Giovanni gli disse: “Maestro, abbiamo visto uno che scacciava i demòni nel tuo nome e glielo abbiamo vietato, perché non era dei nostri.” Ma Gesú disse: “Non glielo proibite, perché non c'è nessuno che faccia un miracolo nel mio nome e subito dopo possa parlare male di me. Chi non è contro di noi è per noi.”

“Chiunque vi darà da bere un bicchiere d'acqua nel mio nome perché siete di Cristo, vi dico in verità che non perderà la sua ricompensa.”

“Chi scandalizza uno di questi piccoli che credono, è meglio per lui che gli si metta una macina da asino al collo e venga gettato nel mare. Se la tua mano ti scandalizza, tagliala: è meglio per te entrare nella vita monco, che con due mani andare nella Geenna, nel fuoco inestinguibile. Se il tuo piede ti scandalizza, taglialo: è meglio per te entrare nella vita zoppo, che esser gettato con due piedi nella Geenna. Se il tuo occhio ti scandalizza, cavalo: è meglio per te entrare nel regno di Dio con un occhio solo, che essere gettato con due occhi nella Geenna, dove il loro verme non muore e il fuoco non si estingue.

*****

Marco annoda diversi detti di Gesú, intrecciati semplicemente a partire da un qualche termine in essi usato: i nostri (discepoli) - identificati con Cristo - che possono essere scandalizzati - ammonimento per prevenire lo scandalo.

E l'evangelista inizia questa raccolta di detti a partire da una reazione tipicamente fanatica del gruppo: quella di vietare ad uno sconosciuto di utilizzare il nome di Gesú, per una sola ragione: “non era dei nostri”.

Di fronte alla reazione escludente dei discepoli, Gesú propone la tolleranza che nasce da un atteggiamento aperto ed inclusivo. Lungo la storia umana, l'etichetta “i nostri” ha generato disprezzo, odio, scontro e morte, in una sequenza disumana di sofferenza inutile.

L'ironia è che si tratta proprio di quello, di una semplice etichetta, completamente superficiale ed ingannevole, che nasce dalla stessa paura e insicurezza, che ci porta a “proteggerci” dal diverso, cercando rifugio in quello che ci risulta conosciuto.

“Il nostro”, però, è tutto l'umano, tutto il reale.

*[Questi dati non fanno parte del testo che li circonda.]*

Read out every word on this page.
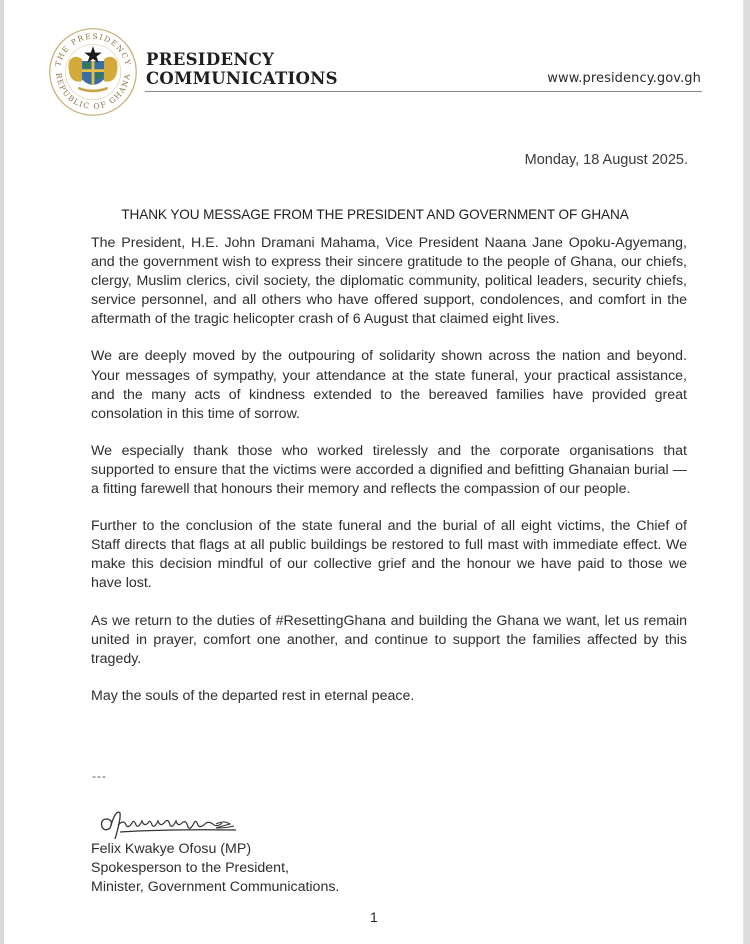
THE PRESIDENCY
REPUBLIC OF GHANA
PRESIDENCY
COMMUNICATIONS	www.presidency.gov.gh
Monday, 18 August 2025.
THANK YOU MESSAGE FROM THE PRESIDENT AND GOVERNMENT OF GHANA

The President, H.E. John Dramani Mahama, Vice President Naana Jane Opoku-Agyemang, and the government wish to express their sincere gratitude to the people of Ghana, our chiefs, clergy, Muslim clerics, civil society, the diplomatic community, political leaders, security chiefs, service personnel, and all others who have offered support, condolences, and comfort in the aftermath of the tragic helicopter crash of 6 August that claimed eight lives.

We are deeply moved by the outpouring of solidarity shown across the nation and beyond. Your messages of sympathy, your attendance at the state funeral, your practical assistance, and the many acts of kindness extended to the bereaved families have provided great consolation in this time of sorrow.

We especially thank those who worked tirelessly and the corporate organisations that supported to ensure that the victims were accorded a dignified and befitting Ghanaian burial — a fitting farewell that honours their memory and reflects the compassion of our people.

Further to the conclusion of the state funeral and the burial of all eight victims, the Chief of Staff directs that flags at all public buildings be restored to full mast with immediate effect. We make this decision mindful of our collective grief and the honour we have paid to those we have lost.

As we return to the duties of #ResettingGhana and building the Ghana we want, let us remain united in prayer, comfort one another, and continue to support the families affected by this tragedy.

May the souls of the departed rest in eternal peace.

---
Felix Kwakye Ofosu (MP)
Spokesperson to the President,
Minister, Government Communications.
1
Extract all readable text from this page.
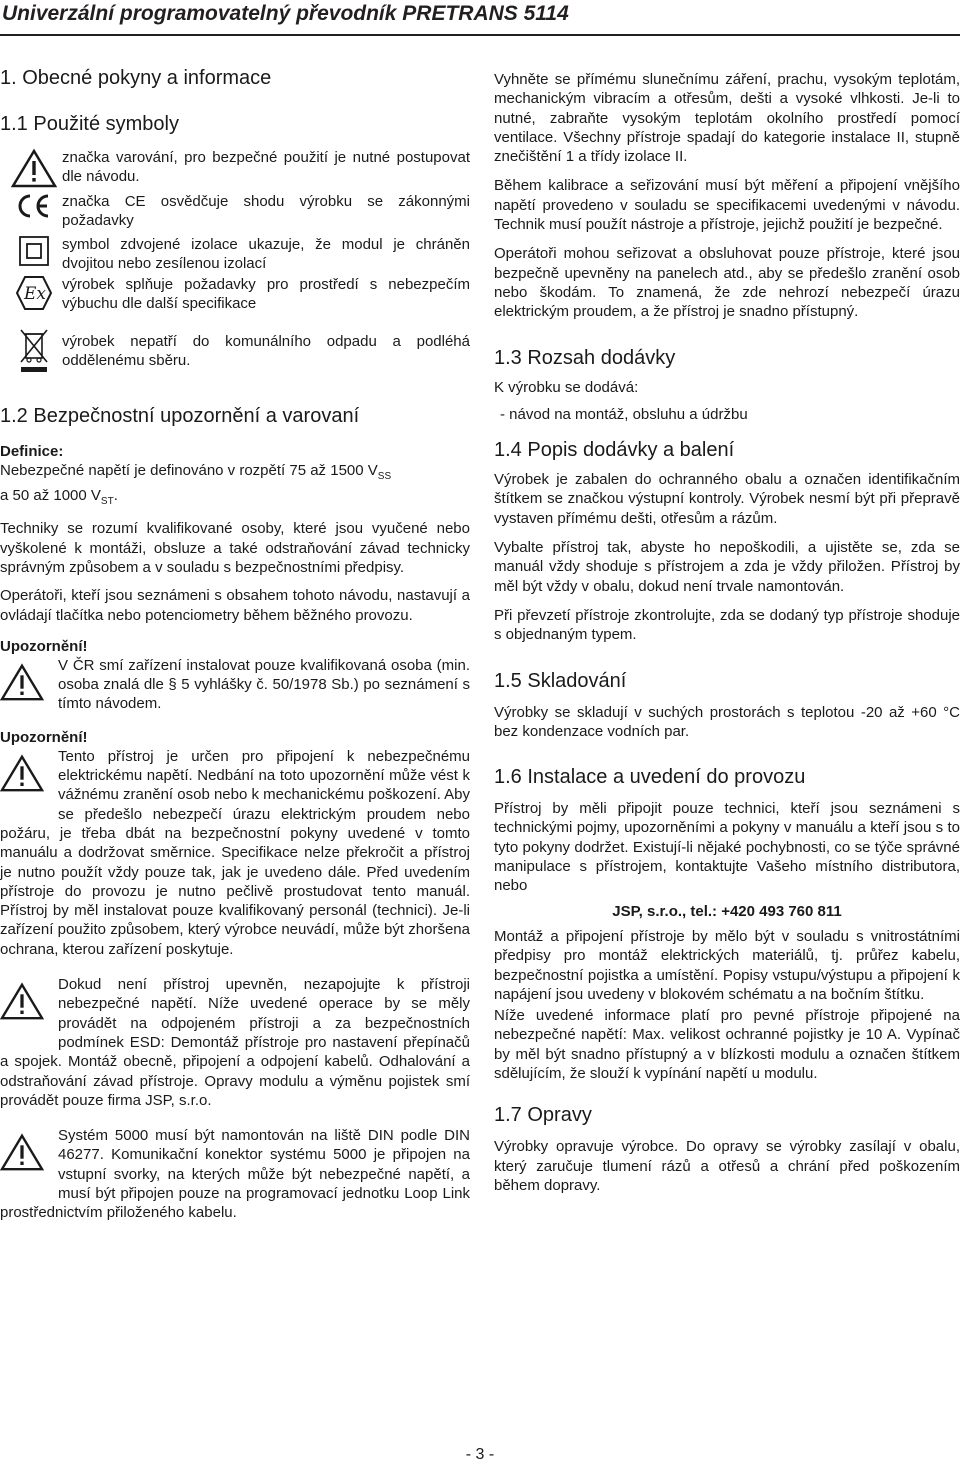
Univerzální programovatelný převodník PRETRANS 5114
1. Obecné pokyny a informace
1.1 Použité symboly
značka varování, pro bezpečné použití je nutné postupovat dle návodu.
značka CE osvědčuje shodu výrobku se zákonnými požadavky
symbol zdvojené izolace ukazuje, že modul je chráněn dvojitou nebo zesílenou izolací
Ex výrobek splňuje požadavky pro prostředí s nebezpečím výbuchu dle další specifikace
výrobek nepatří do komunálního odpadu a podléhá oddělenému sběru.
1.2 Bezpečnostní upozornění a varovaní
Definice:

Nebezpečné napětí je definováno v rozpětí 75 až 1500 $V_{SS}$
a 50 až 1000 $V_{ST}$.

Techniky se rozumí kvalifikované osoby, které jsou vyučené nebo vyškolené k montáži, obsluze a také odstraňování závad technicky správným způsobem a v souladu s bezpečnostními předpisy.

Operátoři, kteří jsou seznámeni s obsahem tohoto návodu, nastavují a ovládají tlačítka nebo potenciometry během běžného provozu.

Upozornění!

V ČR smí zařízení instalovat pouze kvalifikovaná osoba (min. osoba znalá dle § 5 vyhlášky č. 50/1978 Sb.) po seznámení s tímto návodem.

Upozornění!

Tento přístroj je určen pro připojení k nebezpečnému elektrickému napětí. Nedbání na toto upozornění může vést k vážnému zranění osob nebo k mechanickému poškození. Aby se předešlo nebezpečí úrazu elektrickým proudem nebo požáru, je třeba dbát na bezpečnostní pokyny uvedené v tomto manuálu a dodržovat směrnice. Specifikace nelze překročit a přístroj je nutno použít vždy pouze tak, jak je uvedeno dále. Před uvedením přístroje do provozu je nutno pečlivě prostudovat tento manuál. Přístroj by měl instalovat pouze kvalifikovaný personál (technici). Je-li zařízení použito způsobem, který výrobce neuvádí, může být zhoršena ochrana, kterou zařízení poskytuje.

Dokud není přístroj upevněn, nezapojujte k přístroji nebezpečné napětí. Níže uvedené operace by se měly provádět na odpojeném přístroji a za bezpečnostních podmínek ESD: Demontáž přístroje pro nastavení přepínačů a spojek. Montáž obecně, připojení a odpojení kabelů. Odhalování a odstraňování závad přístroje. Opravy modulu a výměnu pojistek smí provádět pouze firma JSP, s.r.o.

Systém 5000 musí být namontován na liště DIN podle DIN 46277. Komunikační konektor systému 5000 je připojen na vstupní svorky, na kterých může být nebezpečné napětí, a musí být připojen pouze na programovací jednotku Loop Link prostřednictvím přiloženého kabelu.

Vyhněte se přímému slunečnímu záření, prachu, vysokým teplotám, mechanickým vibracím a otřesům, dešti a vysoké vlhkosti. Je-li to nutné, zabraňte vysokým teplotám okolního prostředí pomocí ventilace. Všechny přístroje spadají do kategorie instalace II, stupně znečištění 1 a třídy izolace II.

Během kalibrace a seřizování musí být měření a připojení vnějšího napětí provedeno v souladu se specifikacemi uvedenými v návodu. Technik musí použít nástroje a přístroje, jejichž použití je bezpečné.

Operátoři mohou seřizovat a obsluhovat pouze přístroje, které jsou bezpečně upevněny na panelech atd., aby se předešlo zranění osob nebo škodám. To znamená, že zde nehrozí nebezpečí úrazu elektrickým proudem, a že přístroj je snadno přístupný.

1.3 Rozsah dodávky

K výrobku se dodává:

- návod na montáž, obsluhu a údržbu
1.4 Popis dodávky a balení

Výrobek je zabalen do ochranného obalu a označen identifikačním štítkem se značkou výstupní kontroly. Výrobek nesmí být při přepravě vystaven přímému dešti, otřesům a rázům.

Vybalte přístroj tak, abyste ho nepoškodili, a ujistěte se, zda se manuál vždy shoduje s přístrojem a zda je vždy přiložen. Přístroj by měl být vždy v obalu, dokud není trvale namontován.

Při převzetí přístroje zkontrolujte, zda se dodaný typ přístroje shoduje s objednaným typem.

1.5 Skladování

Výrobky se skladují v suchých prostorách s teplotou -20 až +60 °C bez kondenzace vodních par.

1.6 Instalace a uvedení do provozu

Přístroj by měli připojit pouze technici, kteří jsou seznámeni s technickými pojmy, upozorněními a pokyny v manuálu a kteří jsou s to tyto pokyny dodržet. Existují-li nějaké pochybnosti, co se týče správné manipulace s přístrojem, kontaktujte Vašeho místního distributora, nebo

JSP, s.r.o., tel.: +420 493 760 811

Montáž a připojení přístroje by mělo být v souladu s vnitrostátními předpisy pro montáž elektrických materiálů, tj. průřez kabelu, bezpečnostní pojistka a umístění. Popisy vstupu/výstupu a připojení k napájení jsou uvedeny v blokovém schématu a na bočním štítku.

Níže uvedené informace platí pro pevné přístroje připojené na nebezpečné napětí: Max. velikost ochranné pojistky je 10 A. Vypínač by měl být snadno přístupný a v blízkosti modulu a označen štítkem sdělujícím, že slouží k vypínání napětí u modulu.

1.7 Opravy

Výrobky opravuje výrobce. Do opravy se výrobky zasílají v obalu, který zaručuje tlumení rázů a otřesů a chrání před poškozením během dopravy.

- 3 -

E per questo richiede di uscire dalla ristrettezza di una coscienza egocentrata e riconoscersi in quell'identità ultima che condividiamo con tutti gli esseri.

Pare che lo “scandalo ai piccoli”, di cui parla l'evangelista, facesse allusione a coloro che, all'interno di quelle prime comunità, mantenevano atteggiamenti di ambizione o di preminenza sugli altri. Secondo il testo, questo tipo di comportamenti erano quelli che scandalizzavano -confondevano- i nuovi discepoli che man mano si incorporavano al gruppo. Questo spiegherebbe anche la durezza delle espressioni formulate a modo di minaccia.

Ma “scandalo” è anche quell'atteggiamento che divide artificialmente gli umani e li porta a ritenersi al di sopra degli altri, inducendo in questo modo a squalificazioni e scontri.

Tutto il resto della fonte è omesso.